The hierarchy is too complex for us to completely understand. It has to do with age and size, and having a horn gives you an advantage, and if you lose today you get another chance tomorrow to move up. Goats who have lived together for six years are still working to see who is higher and who is lower. Nothing really comes of it except everyone knows where you stand. There is a slight effect on who gets to go into the milking parlor first, and who gets to eat from this hay bunk or that hay bunk. But it is all the same hay, and everyone gets into the parlor to be milked.

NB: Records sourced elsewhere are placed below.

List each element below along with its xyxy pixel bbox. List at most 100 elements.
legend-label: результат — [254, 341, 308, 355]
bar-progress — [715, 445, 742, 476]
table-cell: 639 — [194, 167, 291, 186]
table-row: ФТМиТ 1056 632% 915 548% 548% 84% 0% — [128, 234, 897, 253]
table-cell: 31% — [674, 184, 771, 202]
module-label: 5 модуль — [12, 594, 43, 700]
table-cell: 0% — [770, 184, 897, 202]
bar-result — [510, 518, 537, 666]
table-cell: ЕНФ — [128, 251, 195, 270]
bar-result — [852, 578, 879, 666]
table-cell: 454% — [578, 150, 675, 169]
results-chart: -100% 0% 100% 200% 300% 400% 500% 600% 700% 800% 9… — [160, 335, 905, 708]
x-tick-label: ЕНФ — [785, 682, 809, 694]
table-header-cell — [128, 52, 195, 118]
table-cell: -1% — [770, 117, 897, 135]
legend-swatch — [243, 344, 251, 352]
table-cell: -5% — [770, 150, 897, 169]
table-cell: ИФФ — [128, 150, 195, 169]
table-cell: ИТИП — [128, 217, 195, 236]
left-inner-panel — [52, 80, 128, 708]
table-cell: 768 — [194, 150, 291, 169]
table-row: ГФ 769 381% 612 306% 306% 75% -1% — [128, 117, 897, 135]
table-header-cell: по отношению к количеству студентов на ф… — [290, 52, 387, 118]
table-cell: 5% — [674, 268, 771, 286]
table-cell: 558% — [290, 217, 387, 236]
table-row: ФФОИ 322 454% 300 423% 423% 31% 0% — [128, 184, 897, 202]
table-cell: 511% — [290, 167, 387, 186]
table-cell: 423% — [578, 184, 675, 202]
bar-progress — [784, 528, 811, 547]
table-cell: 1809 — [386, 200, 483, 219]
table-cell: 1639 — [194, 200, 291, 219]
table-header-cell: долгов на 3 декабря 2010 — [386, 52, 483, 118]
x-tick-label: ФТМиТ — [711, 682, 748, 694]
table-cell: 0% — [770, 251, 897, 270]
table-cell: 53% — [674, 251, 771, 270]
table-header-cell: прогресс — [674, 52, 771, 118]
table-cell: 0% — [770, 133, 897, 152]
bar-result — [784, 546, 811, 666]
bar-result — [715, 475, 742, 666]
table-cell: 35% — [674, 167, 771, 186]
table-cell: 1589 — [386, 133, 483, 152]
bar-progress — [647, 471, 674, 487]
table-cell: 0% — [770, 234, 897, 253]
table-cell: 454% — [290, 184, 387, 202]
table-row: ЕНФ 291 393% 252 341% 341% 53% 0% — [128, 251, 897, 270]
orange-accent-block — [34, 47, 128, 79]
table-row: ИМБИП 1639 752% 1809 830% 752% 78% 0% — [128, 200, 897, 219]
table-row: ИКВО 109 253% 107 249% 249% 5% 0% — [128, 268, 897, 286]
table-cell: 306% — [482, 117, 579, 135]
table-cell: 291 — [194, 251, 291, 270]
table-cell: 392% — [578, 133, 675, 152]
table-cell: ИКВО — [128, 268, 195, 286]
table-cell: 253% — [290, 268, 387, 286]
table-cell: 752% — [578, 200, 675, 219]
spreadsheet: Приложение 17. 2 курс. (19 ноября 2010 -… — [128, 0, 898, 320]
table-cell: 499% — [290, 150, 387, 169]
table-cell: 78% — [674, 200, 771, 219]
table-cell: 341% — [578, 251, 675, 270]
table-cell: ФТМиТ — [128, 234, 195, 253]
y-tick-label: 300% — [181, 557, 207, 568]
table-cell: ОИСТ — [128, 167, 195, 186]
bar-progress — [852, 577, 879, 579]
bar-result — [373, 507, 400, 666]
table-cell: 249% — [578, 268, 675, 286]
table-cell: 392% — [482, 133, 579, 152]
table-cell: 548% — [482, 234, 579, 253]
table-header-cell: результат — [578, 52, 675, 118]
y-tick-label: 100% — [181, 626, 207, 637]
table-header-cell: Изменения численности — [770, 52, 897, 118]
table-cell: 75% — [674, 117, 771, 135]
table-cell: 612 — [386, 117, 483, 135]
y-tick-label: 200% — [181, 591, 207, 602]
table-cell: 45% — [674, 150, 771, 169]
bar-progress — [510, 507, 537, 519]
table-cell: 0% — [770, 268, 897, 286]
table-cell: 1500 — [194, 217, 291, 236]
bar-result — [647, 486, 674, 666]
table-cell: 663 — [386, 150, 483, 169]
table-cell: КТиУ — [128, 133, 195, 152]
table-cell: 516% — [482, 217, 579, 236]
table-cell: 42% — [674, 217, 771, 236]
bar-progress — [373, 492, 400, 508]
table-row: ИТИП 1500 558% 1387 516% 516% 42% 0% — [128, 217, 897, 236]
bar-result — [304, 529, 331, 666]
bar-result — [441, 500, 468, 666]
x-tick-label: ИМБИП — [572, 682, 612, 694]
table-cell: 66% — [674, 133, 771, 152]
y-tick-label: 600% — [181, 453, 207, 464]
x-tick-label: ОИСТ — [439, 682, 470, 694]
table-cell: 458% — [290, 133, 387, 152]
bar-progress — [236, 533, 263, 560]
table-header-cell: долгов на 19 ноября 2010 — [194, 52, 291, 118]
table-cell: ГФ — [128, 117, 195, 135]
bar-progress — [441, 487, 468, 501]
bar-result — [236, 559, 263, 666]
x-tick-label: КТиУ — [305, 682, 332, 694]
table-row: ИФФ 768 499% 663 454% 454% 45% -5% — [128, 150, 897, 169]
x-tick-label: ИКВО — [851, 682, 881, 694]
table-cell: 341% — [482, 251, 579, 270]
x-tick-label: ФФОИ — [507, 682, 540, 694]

So after they have been milked and fed and they have eaten and worked hard on their hierarchy for a while, they settle peacefully around, some in the barn, some in the shade of the “Goat Pagoda” outside on the open hillside, some in the shade of the cheese room which overlooks the barnyard. They chew their cud and tell quiet stories while the small kids chase each other in and out and up the stairs and down. Then everyone has a good nap. About noon they all get up and have a deep drink of water, which is up to about the right temperature by then. They have another round of hay-eating and cud-chewing and a nice siesta.
It is very peaceful to go into the barn during siesta. It is hard to believe that just a few hours ago these peaceful goats were whacking each other with bone-jarring blows to the head.. One such blow would lay you or me in the grave. In fact, if you are accosted by a goat offering to butt heads with you, just say no, I don’t think so, and scratch its ears instead. It would win.